Prime Minister Helen Clark made the announcement at Wellington East Girls' College this morning during a visit there with Education Minister Trevor Mallard and Wellington Central MP Marian Hobbs. The school will receive $619,840 as part of a special package agreed to by Cabinet.
"I'm thrilled to be able to make the announcement at Wellington East Girls College," Helen Clark said.
"I know that the school has been waiting for more than a decade to get decent government support for a proper gymnasium.
"Wellington East Girls' College has been trying to teach its physical education programme with less than half of the gym area to which it is entitled. Its current facility lacks a full-size basketball court.
"Back in 1997, I and other women MPs made representations to the then-Minister of Education, Wyatt Creech, on behalf of Wellington East Girls' College.
"We believed it was important that girls schools not be left poorly equipped in sport and physical education facilities. Four of the nine schools to receive catch-up funding to improve their gymnasium facilities are girls schools," Helen Clark said.
Trevor Mallard said that the other schools which would benefit from the $4.9 million immediately available were Otago Girls’ High School ($619,840), Papakura High School ($700,960), Massey High School ($917,280), Long Bay College ($476,320), Gisborne Girls’ High School ($386,880), Horowhenua College ($330,720), Queens High School ($330,720), and Glendowie College ($314,080).
"As well, another $2.5 million will be spent on gyms at other secondary schools over the following three years," Trevor Mallard said.

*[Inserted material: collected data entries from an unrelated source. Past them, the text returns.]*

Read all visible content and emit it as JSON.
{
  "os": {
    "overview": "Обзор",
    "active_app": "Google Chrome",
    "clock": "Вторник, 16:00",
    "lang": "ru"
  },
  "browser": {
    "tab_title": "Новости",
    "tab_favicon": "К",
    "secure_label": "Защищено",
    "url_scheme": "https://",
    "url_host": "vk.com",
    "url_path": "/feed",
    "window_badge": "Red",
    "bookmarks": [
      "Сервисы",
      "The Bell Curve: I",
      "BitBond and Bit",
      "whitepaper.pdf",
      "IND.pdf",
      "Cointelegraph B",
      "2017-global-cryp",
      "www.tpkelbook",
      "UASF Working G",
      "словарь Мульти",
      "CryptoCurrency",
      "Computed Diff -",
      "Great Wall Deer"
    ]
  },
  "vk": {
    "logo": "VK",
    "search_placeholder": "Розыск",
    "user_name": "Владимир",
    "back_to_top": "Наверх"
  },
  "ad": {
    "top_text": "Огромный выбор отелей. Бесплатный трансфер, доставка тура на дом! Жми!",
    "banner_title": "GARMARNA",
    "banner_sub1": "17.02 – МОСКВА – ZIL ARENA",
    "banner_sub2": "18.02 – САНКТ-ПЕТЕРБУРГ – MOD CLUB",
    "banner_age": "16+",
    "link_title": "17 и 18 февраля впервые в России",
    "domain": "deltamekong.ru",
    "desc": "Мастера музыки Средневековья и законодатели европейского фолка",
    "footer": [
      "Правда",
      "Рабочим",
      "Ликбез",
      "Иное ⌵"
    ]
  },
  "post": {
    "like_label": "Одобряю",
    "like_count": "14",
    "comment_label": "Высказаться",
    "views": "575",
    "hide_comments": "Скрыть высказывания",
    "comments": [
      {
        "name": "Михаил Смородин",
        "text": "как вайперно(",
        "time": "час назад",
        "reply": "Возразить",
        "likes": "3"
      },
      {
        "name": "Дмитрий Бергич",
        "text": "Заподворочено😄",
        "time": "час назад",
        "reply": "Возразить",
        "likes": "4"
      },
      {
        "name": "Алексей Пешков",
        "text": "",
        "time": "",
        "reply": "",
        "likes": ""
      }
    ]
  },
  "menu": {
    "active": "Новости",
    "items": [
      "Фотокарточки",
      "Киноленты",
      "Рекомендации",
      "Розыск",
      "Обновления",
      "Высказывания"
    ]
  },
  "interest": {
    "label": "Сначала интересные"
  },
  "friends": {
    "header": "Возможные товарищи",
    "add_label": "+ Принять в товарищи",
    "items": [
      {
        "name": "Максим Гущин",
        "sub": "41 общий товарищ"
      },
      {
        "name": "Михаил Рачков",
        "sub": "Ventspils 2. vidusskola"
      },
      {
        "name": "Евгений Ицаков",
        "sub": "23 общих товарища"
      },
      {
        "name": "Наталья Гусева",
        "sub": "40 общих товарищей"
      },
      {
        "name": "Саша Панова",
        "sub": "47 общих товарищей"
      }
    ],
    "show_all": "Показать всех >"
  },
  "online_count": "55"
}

“We have a brand new health and physical education curriculum becoming compulsory from next year, yet the gym facilities in some schools aren’t good enough for it to be taught properly.
"Today’s announcement is intended to provide help for schools which had serious deficiencies in the size of their gymnasium space. Other schools already have the ability to address their gym deficiencies through the roll growth programme," Trevor Mallard said.